KOMİSYON KONUŞMASI

CAVİT ARI (Antalya) - Sayın Başkan, Sayın Bakan, Bakan Yardımcıları, değerli bürokratlar, sayın basın mensupları, sevgili milletvekili arkadaşlarım; öncelikle ben de hepinizi saygıyla selamlıyorum.

Sayın Bakan, Bakanlığınızın en temel görevlerinden bir tanesi engellilere sahip çıkmak, siz de sunumunuzda engellilere bugüne kadar sahip çıktığınıza dair birtakım bilgiler verdiniz. Ben sizin haberiniz vardır ya da yoktur bilmiyorum; bundan on iki-on üç sene önce Antalya ili Alanya ilçesi Mahmutlar beldesinde 110 dönümlük bir alanın engelli rehabilitasyon alanı olarak ayrıldığını -bu alan engellilere hizmet edecek bir alan olarak bulunurken- bu alanın şimdi Çevre, Şehircilik Bakanlığı tarafından satışa çıkarıldığını, 1'inci satışın dün yapıldığını, bugün de satışa devam edileceğini sizlere buradan bildirmek istiyorum. Eğer engellilere sahip çıkacaksanız, engelliler için planda ayrılmış 110 dönümlük Alanya Mahmutlar'da bulunan -ada ve parseli bizde mevcut- 858 ada, 1 parselin satışının derhâl durdurulması için şu an harekete geçmeniz gerekir. Bakın, bir taraftan Mahmutlar Mahalle Muhtarı şahsi gayretleriyle dava açtı ama yargı süreci malum. Dün 1'inci ihalesiydi, bugün 2'ncisi olacak, yarın 3'üncüsü olacak. 110 dönümlük bir alan; Mahmutlar'da, Alanya'da böyle başka bir yer bulamazsınız. Eğer engelliye sahip çıkacaksanız, lütfen, bu yerin ihalesinin derhâl durdurulması için buradan, oturduğunuz yerden talimat vermenizde ya da girişimde bulunmanızda fayda olduğunu ifade etmek istiyorum.

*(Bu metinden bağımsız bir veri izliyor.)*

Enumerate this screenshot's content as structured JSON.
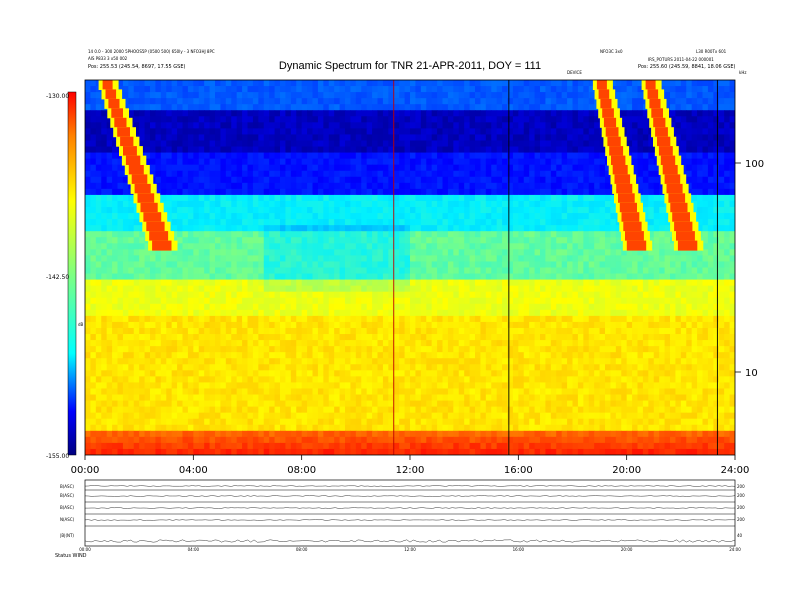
{
  "header": {
    "title": "Dynamic Spectrum for TNR 21-APR-2011, DOY = 111",
    "left_lines": [
      "14 0.0 - 300 2000 5PHOOS5P (0500 500) 650ly - 3 NFO3HJ 8PC",
      "AIS P833 3 x50 002",
      "Pos: 255.53 (245.54, 8697, 17.55 GSE)"
    ],
    "right_lines": [
      "NFO3C 3x0",
      "L30 R00Tx 601",
      "IRS_POTURS 2011-04-22 000001",
      "Pos: 255.60 (245.59, 8841, 18.06 GSE)"
    ],
    "mid_label": "DEVICE",
    "corner_label": "kHz"
  },
  "chart_data": {
    "type": "heatmap",
    "title": "Dynamic Spectrum for TNR 21-APR-2011, DOY = 111",
    "x_ticks": [
      "00:00",
      "04:00",
      "08:00",
      "12:00",
      "16:00",
      "20:00",
      "24:00"
    ],
    "x_range_hours": [
      0,
      24
    ],
    "y_scale": "log",
    "y_range_khz": [
      4,
      250
    ],
    "y_ticks": [
      "100",
      "10"
    ],
    "colorbar": {
      "ticks": [
        "-130.00",
        "-142.50",
        "-155.00"
      ],
      "range": [
        -155,
        -130
      ],
      "label": "dB"
    },
    "bursts": [
      {
        "start_h": 0.65,
        "end_h": 2.8
      },
      {
        "start_h": 18.9,
        "end_h": 20.2
      },
      {
        "start_h": 20.7,
        "end_h": 22.1
      }
    ],
    "vertical_lines_h": [
      11.4,
      15.65,
      23.35
    ]
  },
  "bottom_panel": {
    "left_labels": [
      "B(ASC)",
      "B(ASC)",
      "B(ASC)",
      "N(ASC)",
      "|B|(NT)"
    ],
    "right_labels": [
      "200",
      "200",
      "200",
      "200",
      "40"
    ],
    "x_ticks": [
      "00:00",
      "04:00",
      "08:00",
      "12:00",
      "16:00",
      "20:00",
      "24:00"
    ],
    "footer": "Status  WIND"
  },
  "colors": {
    "cmap": [
      "#00007f",
      "#0000ff",
      "#0080ff",
      "#00e0ff",
      "#80ff80",
      "#ffff00",
      "#ff8000",
      "#ff0000",
      "#800000"
    ]
  }
}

Sayın Bakan, Bakanlığınızın görevi gereği doğumdan ölüme kadar insanların sorunlarıyla, ihtiyaçlarıyla ilgilenen bir Bakanlıksınız. Öncelikle, doğum dedik; çocuklarımızın sağlıklı ortamlarda büyüyebilmesi ve yine, özellikle annelerin, kadınların çocuklarını sağlıklı, güvenilir kreş ortamlarında barındırarak bir taraftan iş hayatında, bir taraftan da sosyal hayat içerisinde yer alabilmesi için kreşlerin desteklenmesi gerektiğini ifade etmek istiyorum.

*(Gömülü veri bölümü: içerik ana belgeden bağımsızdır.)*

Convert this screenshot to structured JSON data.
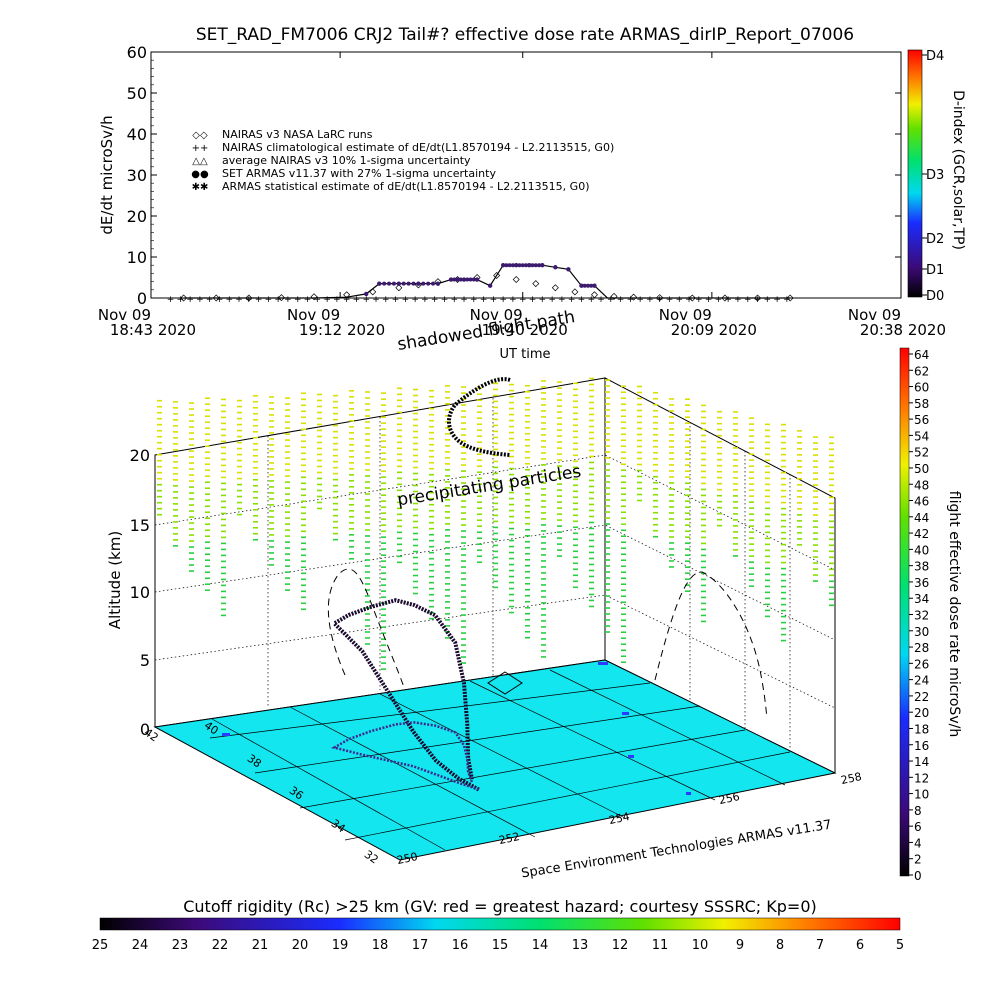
{
  "title": "SET_RAD_FM7006   CRJ2 Tail#? effective dose rate ARMAS_dirIP_Report_07006",
  "colors": {
    "ground": "#14e6f0",
    "nairas": "#000000",
    "armas": "#3c1a6e",
    "flight_track": "#1a0a2e"
  },
  "chart_data": [
    {
      "type": "line",
      "ylabel": "dE/dt microSv/h",
      "xlabel": "UT time",
      "ylim": [
        0,
        60
      ],
      "yticks": [
        "0",
        "10",
        "20",
        "30",
        "40",
        "50",
        "60"
      ],
      "xticks": [
        {
          "date": "Nov 09",
          "time": "18:43 2020"
        },
        {
          "date": "Nov 09",
          "time": "19:12 2020"
        },
        {
          "date": "Nov 09",
          "time": "19:40 2020"
        },
        {
          "date": "Nov 09",
          "time": "20:09 2020"
        },
        {
          "date": "Nov 09",
          "time": "20:38 2020"
        }
      ],
      "legend": [
        {
          "symbol": "◇◇",
          "label": "NAIRAS v3 NASA LaRC runs"
        },
        {
          "symbol": "++",
          "label": "NAIRAS climatological estimate of dE/dt(L1.8570194 - L2.2113515, G0)"
        },
        {
          "symbol": "△△",
          "label": "average NAIRAS v3 10% 1-sigma uncertainty"
        },
        {
          "symbol": "●●",
          "label": "SET ARMAS v11.37 with 27% 1-sigma uncertainty"
        },
        {
          "symbol": "✱✱",
          "label": "ARMAS statistical estimate of dE/dt(L1.8570194 - L2.2113515, G0)"
        }
      ],
      "legend_position": "upper-left",
      "time_minutes": [
        0,
        29,
        57,
        86,
        115
      ],
      "series": [
        {
          "name": "NAIRAS v3 NASA LaRC runs",
          "x_min": [
            5,
            10,
            15,
            20,
            25,
            30,
            34,
            38,
            41,
            44,
            47,
            50,
            53,
            56,
            59,
            62,
            65,
            68,
            71,
            74,
            78,
            83,
            88,
            93,
            98
          ],
          "y": [
            0,
            0,
            0,
            0.1,
            0.3,
            0.8,
            1.5,
            2.5,
            3.2,
            4.0,
            4.5,
            5.0,
            5.5,
            4.5,
            3.5,
            2.5,
            1.5,
            0.8,
            0.4,
            0.2,
            0.1,
            0,
            0,
            0,
            0
          ]
        },
        {
          "name": "SET ARMAS v11.37 with 27% 1-sigma uncertainty",
          "x_min": [
            5,
            10,
            15,
            20,
            25,
            30,
            33,
            35,
            38,
            41,
            44,
            46,
            48,
            50,
            52,
            54,
            56,
            58,
            60,
            62,
            64,
            66,
            68,
            70,
            72,
            74,
            78,
            83,
            88,
            93,
            98
          ],
          "y": [
            0,
            0,
            0,
            0,
            0,
            0.2,
            1,
            3.5,
            3.5,
            3.5,
            3.5,
            4.5,
            4.5,
            4.5,
            3.0,
            8.0,
            8.0,
            8.0,
            8.0,
            7.5,
            7.0,
            3.0,
            3.0,
            0,
            0,
            0,
            0,
            0,
            0,
            0,
            0
          ]
        }
      ],
      "dindex": {
        "label": "D-index (GCR,solar,TP)",
        "ticks": [
          "D0",
          "D1",
          "D2",
          "D3",
          "D4"
        ]
      }
    },
    {
      "type": "scatter",
      "title": "",
      "zlabel": "Altitude (km)",
      "zticks": [
        "0",
        "5",
        "10",
        "15",
        "20"
      ],
      "lat_ticks": [
        "32",
        "34",
        "36",
        "38",
        "40",
        "42"
      ],
      "lon_ticks": [
        "250",
        "252",
        "254",
        "256",
        "258"
      ],
      "annotations": [
        "shadowed flight path",
        "precipitating particles"
      ],
      "credit": "Space Environment Technologies ARMAS v11.37",
      "flight_track": [
        {
          "lon": 252.8,
          "lat": 35.0,
          "alt": 0
        },
        {
          "lon": 252.7,
          "lat": 35.6,
          "alt": 0.3
        },
        {
          "lon": 252.6,
          "lat": 36.3,
          "alt": 1.0
        },
        {
          "lon": 252.5,
          "lat": 37.0,
          "alt": 2.5
        },
        {
          "lon": 252.3,
          "lat": 37.6,
          "alt": 5.0
        },
        {
          "lon": 252.1,
          "lat": 38.2,
          "alt": 7.5
        },
        {
          "lon": 251.9,
          "lat": 38.9,
          "alt": 9.0
        },
        {
          "lon": 252.3,
          "lat": 39.2,
          "alt": 9.0
        },
        {
          "lon": 252.8,
          "lat": 39.4,
          "alt": 9.0
        },
        {
          "lon": 253.3,
          "lat": 39.5,
          "alt": 9.0
        },
        {
          "lon": 253.6,
          "lat": 39.4,
          "alt": 8.5
        },
        {
          "lon": 253.8,
          "lat": 39.0,
          "alt": 8.0
        },
        {
          "lon": 253.9,
          "lat": 38.4,
          "alt": 6.5
        },
        {
          "lon": 253.7,
          "lat": 37.6,
          "alt": 4.5
        },
        {
          "lon": 253.4,
          "lat": 36.8,
          "alt": 2.5
        },
        {
          "lon": 253.1,
          "lat": 36.1,
          "alt": 1.0
        },
        {
          "lon": 252.9,
          "lat": 35.5,
          "alt": 0.2
        }
      ],
      "rc_colorbar": {
        "label": "Cutoff rigidity (Rc) >25 km (GV: red = greatest hazard; courtesy SSSRC; Kp=0)",
        "ticks": [
          "25",
          "24",
          "23",
          "22",
          "21",
          "20",
          "19",
          "18",
          "17",
          "16",
          "15",
          "14",
          "13",
          "12",
          "11",
          "10",
          "9",
          "8",
          "7",
          "6",
          "5"
        ]
      },
      "dose_colorbar": {
        "label": "flight effective dose rate microSv/h",
        "ticks": [
          "0",
          "2",
          "4",
          "6",
          "8",
          "10",
          "12",
          "14",
          "16",
          "18",
          "20",
          "22",
          "24",
          "26",
          "28",
          "30",
          "32",
          "34",
          "36",
          "38",
          "40",
          "42",
          "44",
          "46",
          "48",
          "50",
          "52",
          "54",
          "56",
          "58",
          "60",
          "62",
          "64"
        ]
      }
    }
  ]
}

Hayatın devamında belli bir yaş dönemine geldiğinde -ki burada konuşuldu- özelikle "yaşlı" diye ifade edebileceğimiz yaş grubuna sahip çıkılmasının da sizin Bakanlığınızın bir görevi olduğunu ifade etmek istiyorum. Bu yaş grubunda bir taraftan hastalığı olan yaşlıların iyi bir ortamda hem barınması hem tedavi görmesi gerektiğini, bir taraftan da eğer bir sağlık sorunu yoksa güvenlikli bir ortamda, sosyal bir hayatın içerisinde, adına ister "huzurevi" diyelim ister başka bir şey diyelim, böyle bir ortam içerisinde belli yaş gruplarının yani yaşlılarımızın -oralarda- barınma ihtiyacı olduğunu ifade etmek istiyorum. Devlet politikası olarak bundan sonra, bir taraftan özellikle çocuklar için -işte, belediyeler de bu anlamda destekçi olmakta kreşlere ama- diğer taraftan da Türkiye'de artık "yaşlı nüfus" diye ifade edebileceğimiz bir nüfusa doğru gittiğimiz bugünlerde ileri yaştakiler için gerçekten buna çok büyük ihtiyaç olduğunu ifade etmek istiyorum. Sizin verdiğiniz sayılara göre, 17 bin özelde, 17 bin kamuda barındırılan yaşlılara bakarsak gerçekten yeterli olmayan bir sayıda olduğunu görebiliyoruz. Yaşlanan nüfusun olası sağlık, bakım ve konaklama sorunlarının çözülmesinin ve geleceğe yönelik olarak önlemlerin alınmasının Bakanlığınızın en temel görevlerinden biri olduğunu ifade etmek istiyorum.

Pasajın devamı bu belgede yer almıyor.